Kohl’s Corp. [s: kss] released a statement Friday stating that it is rejecting the buyout offers it received.
The news sent shares down 3.3% in premarket trading. Word that Kohl’s was considering a buyout sent its own shares higher last month, as well as those of other department stores including Macy’s Inc. M, +0.88% and Nordstrom Inc. JWN, +0.65%
“The Kohl’s Board of Directors (the Board) has determined, following a review with its independent financial advisors and upon the recommendation of its Finance Committee, that the valuations indicated in the current expressions of interest which it has received do not adequately reflect the Company’s value in light of its future growth and cash flow generation,” the statement said.
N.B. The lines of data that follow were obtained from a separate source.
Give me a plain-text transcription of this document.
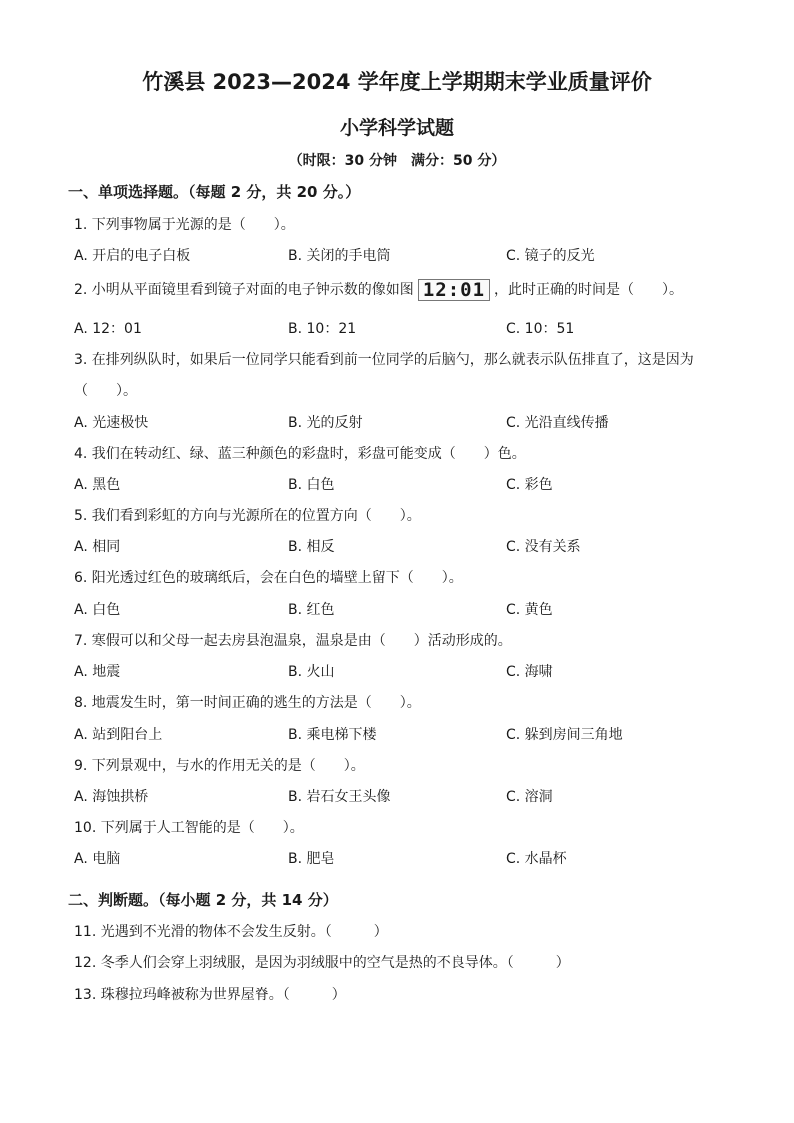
竹溪县 2023—2024 学年度上学期期末学业质量评价
小学科学试题
（时限：30 分钟　满分：50 分）
一、单项选择题。（每题 2 分，共 20 分。）
1. 下列事物属于光源的是（　　）。
A. 开启的电子白板	B. 关闭的手电筒	C. 镜子的反光
2. 小明从平面镜里看到镜子对面的电子钟示数的像如图 12:01 ，此时正确的时间是（　　）。
A. 12：01	B. 10：21	C. 10：51
3. 在排列纵队时，如果后一位同学只能看到前一位同学的后脑勺，那么就表示队伍排直了，这是因为
（　　）。
A. 光速极快	B. 光的反射	C. 光沿直线传播
4. 我们在转动红、绿、蓝三种颜色的彩盘时，彩盘可能变成（　　）色。
A. 黑色	B. 白色	C. 彩色
5. 我们看到彩虹的方向与光源所在的位置方向（　　）。
A. 相同	B. 相反	C. 没有关系
6. 阳光透过红色的玻璃纸后，会在白色的墙壁上留下（　　）。
A. 白色	B. 红色	C. 黄色
7. 寒假可以和父母一起去房县泡温泉，温泉是由（　　）活动形成的。
A. 地震	B. 火山	C. 海啸
8. 地震发生时，第一时间正确的逃生的方法是（　　）。
A. 站到阳台上	B. 乘电梯下楼	C. 躲到房间三角地
9. 下列景观中，与水的作用无关的是（　　）。
A. 海蚀拱桥	B. 岩石女王头像	C. 溶洞
10. 下列属于人工智能的是（　　）。
A. 电脑	B. 肥皂	C. 水晶杯
二、判断题。（每小题 2 分，共 14 分）
11. 光遇到不光滑的物体不会发生反射。（　　　）
12. 冬季人们会穿上羽绒服，是因为羽绒服中的空气是热的不良导体。（　　　）
13. 珠穆拉玛峰被称为世界屋脊。（　　　）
Kohl’s KSS, +1.13% confirmed last week that it had received an offer from Acacia Research Corp, which is controlled by activist hedge fund Starboard Value LP. Later Acacia said its offer was for $64 per share in cash.
Sycamore Partners said it could pay $65 per share, but did not submit a formal offer, according to The Wall Street Journal.
Kohl’s has been executing a turnaround that includes a focus on athleisure merchandise, a partnership with beauty retailer Sephora, and other measures.
“We have a high degree of confidence in Kohl’s transformational strategy, and we expect that its continued execution will result in significant value creation,” said Kohl’s Chairman Frank Sica in a statement.
Kohl’s stock has rallied 18.8% over the past year, outpacing the benchmark S&P 500 index SPX, +0.23%, which is up 15.6% for the period. The ProShares Decline of the Retail Store ETF EMTY, +0.85% has tumbled 19% for the period.
Kohl’s also announced Friday a limited-duration shareholder rights plan, effective immediately through Feb. 2, 2023. The plan will become exercisable if any stockholder acquires 10% beneficial ownership, or 20% in the case of passive institutional investors.
Kohl’s says the “poison pill” will allow the company to entertain offers with an “orderly review.”